In new developments this campaign, the Liberals and the New Democrats have also created accounts for their leaders on the popular photo-sharing platform Instagram, and the Progressive Conservatives have started a “campaign update” video in which they respond to the dominant issues of the week.
The impact of those efforts remains to be seen, said Blevis.
“I don’t think it’s going to tip the election. I don’t think we’re at that stage yet,” he said.
“But as far as an election communication and engagement tool goes, social media channels are very important … If you’re not putting something out on a regular basis that brings your ideas, your opinions to light, then you’re missing out on an opportunity to reach people.”
The increased exposure on all fronts also means more potential pitfalls for the politicians.
Premier Kathleen Wynne had to take time out from touting her policies last week to defend her party’s vetting process after the Progressive Conservatives and the NDP dug up what they called “sexist” Facebook and Twitter posts from three Liberal candidates.
The episode highlighted the potential for social media to be used as both a positive and negative tool, said Blevis.
“This thing is still evolving, and it will always evolve, but politics is not being done as usual anymore,” he said.
“Politicians have to fight on multiple battlefronts. They have to fight at the door, they have to fight at the town halls, they have to fight in the media and now they have to fight on Twitter and Facebook and all these other places.”
Despite the potential problems, all three major parties in the election have said they’re doing more in terms of online outreach during this campaign than ever before.
“We see it as an extension of our message that we have historically conducted through traditional methods of media,” said Liberal campaign spokeswoman Rebecca MacKenzie. “The audience that we’re able to reach and engage with is just multiplied by an incredible amount.”
In addition to broadcasting their party talking points, the Liberals have also been using tools such as Twitter and Instagram to showcase their leader’s more personal side.
“It’s a way for people to see the real premier,” said MacKenzie, who noted that Wynne’s Twitter account has been used to engage with some supporters through personal replies.
It all amounts to an added push to get voters to cast their ballots.
“Many social media strategies are about engagement. I think in a political campaign we go beyond that because we’re also helping to motivate people to get to the polls,” said MacKenzie.
The NDP has the same goal in its online efforts.
“It comes down to having a very strong election day turnout for New Democrats,” said communications director Jen Hassum. “What we aim to do is to link social media engagement to the ground-level field organization.”
The NDP launched a new website in the second week of the campaign that integrates the party’s Facebook, Twitter and YouTube accounts and also acts as a database that will help track supporters, donors and volunteers in what the party calls its most “data-driven campaign.”
The site, which forms the centre of the NDP’s new digital platform, was modelled on the successful online organizing of Barack Obama’s election campaigns in the U.S. and built with the help of an American company.

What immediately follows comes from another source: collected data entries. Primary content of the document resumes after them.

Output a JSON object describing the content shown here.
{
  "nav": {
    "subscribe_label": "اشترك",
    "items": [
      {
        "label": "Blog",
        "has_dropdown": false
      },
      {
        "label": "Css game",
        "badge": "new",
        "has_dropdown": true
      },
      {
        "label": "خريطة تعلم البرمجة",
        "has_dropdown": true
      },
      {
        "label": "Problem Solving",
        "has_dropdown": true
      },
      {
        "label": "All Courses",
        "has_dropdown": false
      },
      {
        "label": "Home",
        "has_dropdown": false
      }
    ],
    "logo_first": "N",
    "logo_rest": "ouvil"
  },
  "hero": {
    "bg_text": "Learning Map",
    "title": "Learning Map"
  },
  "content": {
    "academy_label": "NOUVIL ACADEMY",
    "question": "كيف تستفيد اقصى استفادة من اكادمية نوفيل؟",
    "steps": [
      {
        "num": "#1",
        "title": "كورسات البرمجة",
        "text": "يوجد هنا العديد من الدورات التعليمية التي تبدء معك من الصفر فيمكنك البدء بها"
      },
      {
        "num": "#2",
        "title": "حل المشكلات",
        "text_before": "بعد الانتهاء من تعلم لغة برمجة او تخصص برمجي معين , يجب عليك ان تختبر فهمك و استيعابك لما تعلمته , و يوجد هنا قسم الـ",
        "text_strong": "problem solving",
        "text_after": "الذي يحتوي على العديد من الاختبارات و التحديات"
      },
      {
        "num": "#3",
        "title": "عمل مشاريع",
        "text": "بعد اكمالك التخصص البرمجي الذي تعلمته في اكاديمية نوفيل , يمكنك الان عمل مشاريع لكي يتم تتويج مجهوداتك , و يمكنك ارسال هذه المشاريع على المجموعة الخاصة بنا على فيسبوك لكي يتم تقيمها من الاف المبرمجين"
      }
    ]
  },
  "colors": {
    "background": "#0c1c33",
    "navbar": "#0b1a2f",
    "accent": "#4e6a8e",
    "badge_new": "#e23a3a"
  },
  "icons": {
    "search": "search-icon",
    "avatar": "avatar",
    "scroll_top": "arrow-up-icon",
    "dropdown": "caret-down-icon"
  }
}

“I think that campaigns need to engage people where they’re at. If people are online and if they’re using social media then we need to be getting our positive message of change out there,” Hassum said, adding that the party monitors feedback to its online posts carefully.
Meanwhile, the Progressive Conservatives, who were far more secretive about what they hope to achieve through their social media strategy, said this campaign marked what they believed to be “the largest online advertising buy of any Ontario political party in history.”
“I think we’re being smarter and more sophisticated about it,” campaign media director Will Stewart said about the party’s social media game plan this campaign as compared to the province’s last election in 2011.
But how many of Ontario’s 9.2 million eligible voters are paying attention to these online efforts?
It’s hard to tell, said University of Guelph professor Tamara Small, who specializes in digital politics.
“Politics is different because of the Internet. It has changed politicians and how they do the job, it has changed access to politicians,” she said. “What we don’t know is how much it matters in the end.”
The reason for the uncertainty is because those who pay attention to political parties’ tweets, Facebook posts or YouTube videos are often those who are politically engaged to some extent anyway, Small explained.
“It allows (politicians) to communicate with really important groups of people, groups who’ve identified themselves as interested,” she said, adding that an increased social media push won’t necessarily increase voter turnout.
“I don’t think it matters more than anything else – it’s part of the arsenal. It’s like lawn signs. It’s like ads you put in the newspaper.”